Das Cargo Sous Terrain Fahrzeug wird voraussichtlich in wenigen Jahren im Einsatz sein.
« Tunnels werden für eine Betriebsdauer von mindestens hundert Jahren gebaut. Deshalb sind heute politische Entscheidungen notwendig. »

Personenverkehr noch nicht auf dem Tapet

Während im Güterbereich Visionen, Geldgeber und Gesetzesgrundlagen vorliegen, ist ein Ausbau des unterirdischen Personenverkehrs «noch überhaupt nicht auf dem Tapet», wie Dr. Tobias Arnold, Bereichsleiter Verkehr und Raum beim Luzerner Beratungsunternehmen Interface, erwähnt. «Güter in den Untergrund zu verlegen, ist deutlich einfacher und gleichzeitig akzeptierter, als dasselbe mit Menschen zu tun», ergänzt der Verkehrsspezialist. Ein unterirdischer Individual-Personenverkehr sei «eine ganz andere Nummer» als U-Bahnen als Teil des ÖPNV. Auch jenseits technischer und finanzieller Aspekte ist die Krux dabei, dass Menschen längere Reisezeiten nicht im Dunkeln verbringen wollen.

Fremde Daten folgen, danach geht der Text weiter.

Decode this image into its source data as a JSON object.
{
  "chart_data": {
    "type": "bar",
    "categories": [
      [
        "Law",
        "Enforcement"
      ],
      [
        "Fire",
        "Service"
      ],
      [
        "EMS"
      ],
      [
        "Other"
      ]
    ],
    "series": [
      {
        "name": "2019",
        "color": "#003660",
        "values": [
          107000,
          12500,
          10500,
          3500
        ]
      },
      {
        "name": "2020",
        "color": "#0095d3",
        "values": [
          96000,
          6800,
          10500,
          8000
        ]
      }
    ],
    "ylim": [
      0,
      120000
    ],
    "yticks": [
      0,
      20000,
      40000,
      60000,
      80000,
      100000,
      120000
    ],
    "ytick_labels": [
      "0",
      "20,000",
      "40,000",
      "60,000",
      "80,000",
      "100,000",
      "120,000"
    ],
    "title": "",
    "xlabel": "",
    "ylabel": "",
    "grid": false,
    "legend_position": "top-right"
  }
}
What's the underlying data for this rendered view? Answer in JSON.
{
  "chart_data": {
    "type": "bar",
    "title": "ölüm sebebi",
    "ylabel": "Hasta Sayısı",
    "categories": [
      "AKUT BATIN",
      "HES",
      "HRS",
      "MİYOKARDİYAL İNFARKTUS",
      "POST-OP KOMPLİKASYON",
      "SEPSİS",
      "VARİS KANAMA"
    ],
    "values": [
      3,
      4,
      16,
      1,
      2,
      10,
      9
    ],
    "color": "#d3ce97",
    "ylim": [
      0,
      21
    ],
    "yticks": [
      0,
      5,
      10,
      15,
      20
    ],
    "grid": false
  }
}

« Menschen wollen nicht im Dunkeln reisen. »
Dr. Tobias Arnold, Verkehr und Raum beim Luzerner Beratungsunternehmen Interface

Nachhaltigkeit fraglich

«Bezieht man in Nachhaltigkeitsüberlegungen auch die ökonomische Dimension mit ein, so schneidet ein Personenverkehr im Untergrund nicht speziell gut ab», ergänzt Prof. Ueli Häfeli, Verkehrswissenschaftler bei Interface. Der Tunnelbau verschlinge enorme Summen und die Beherrschbarkeit des Bodens berge unplanbare Risikofaktoren wie beispielsweise das Eindringen in neue Sedimentschichten und die Wasserhaltung, gerade in bewohnten Gebieten. Darüber hinaus besteht die rechtlich nicht gelöste Frage, wo die unterirdische Grenze zwischen Privatbesitz und öffentlichem Eigentum verläuft. «Untergrund-Potenzial sehe ich hingegen beim ruhenden Verkehr», meint Häfeli. «Fussgänger- und Veloverkehr oben, Parkplätze unten.»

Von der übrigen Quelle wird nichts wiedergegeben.